Por su parte, María Maglianesi, expuso “Determinación del estado de conservación de la Reserva Forestal de Grecia”, en este espacio se abordaron temas relacionados con la comunidad vegetal y las especies de aves para el análisis de estrategias de restauración ecológica. Según las investigaciones, existen plantaciones exóticas que han sido consideradas como una estrategia de manejo para la rehabilitación de los bosques en el Neotrópico. Sin embargo, existe una falta de información considerable sobre el valor de conservación que tales plantaciones podrían tener para la biodiversidad.

 

“Con la finalidad de evaluar estas plantaciones como hábitat para la vida silvestre, se caracterizó la comunidad de aves y la vegetación en un bosque nativo secundario y una plantación de coníferas en la Reserva Forestal Grecia. El trabajo de campo se llevó a cabo entre septiembre del 2008 y mayo del 2009. Se registraron un total de 743 aves pertenecientes a 79 especies. Aunque no hubo diferencias significativas en la diversidad y equidad de especies de aves entre hábitats, el bosque nativo tuvo mayor riqueza y abundancia con respecto a la plantación”, dijo, Maglianesi.

 

“Con relación a la vegetación, el bosque nativo también tuvo una mayor riqueza y abundancia de especies vegetales en comparación con la plantación, especialmente con respecto a aquellas de mayor densidad, sugiriendo que la luz es un factor limitante para el establecimiento de especies nativas.
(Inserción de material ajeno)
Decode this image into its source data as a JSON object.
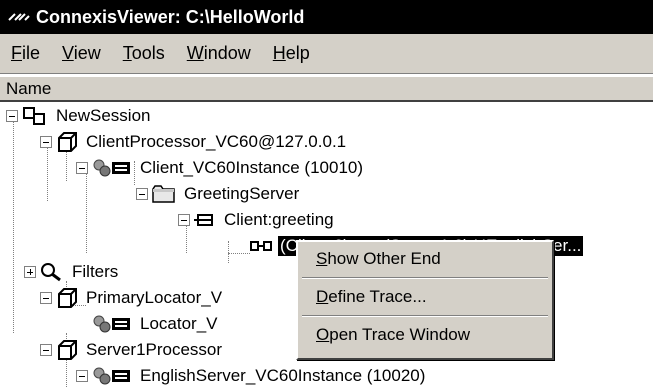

Con base a los resultados obtenidos en este estudio, el bosque nativo parece tener un mayor valor para la conservación de las aves. Por tanto, algunas medidas de manejo podrían favorecer a la avifauna de la Reserva Forestal Grecia, tales como la implementación de estrategias de restauración ecológica con la finalidad de reemplazar gradualmente la vegetación exótica por especies nativas que ofrezcan más recursos para las poblaciones de aves, estas estarían compuestas por tres etapas: diagnóstico, ejecución y evaluación”, agregó.

 

La investigadora también concluyó que es recomendable desarrollar estudios en plantaciones exóticas que provean de más conocimientos para una mejor comprensión del rol que desempeñan dichas plantaciones en el mantenimiento de las poblaciones de aves y la biodiversidad en general. Cabe señalar que la Reserva Forestal de Grecia comprende 2300 hectáreas de terreno en la cual se encuentran dos tipos de bosques, primario y secundario.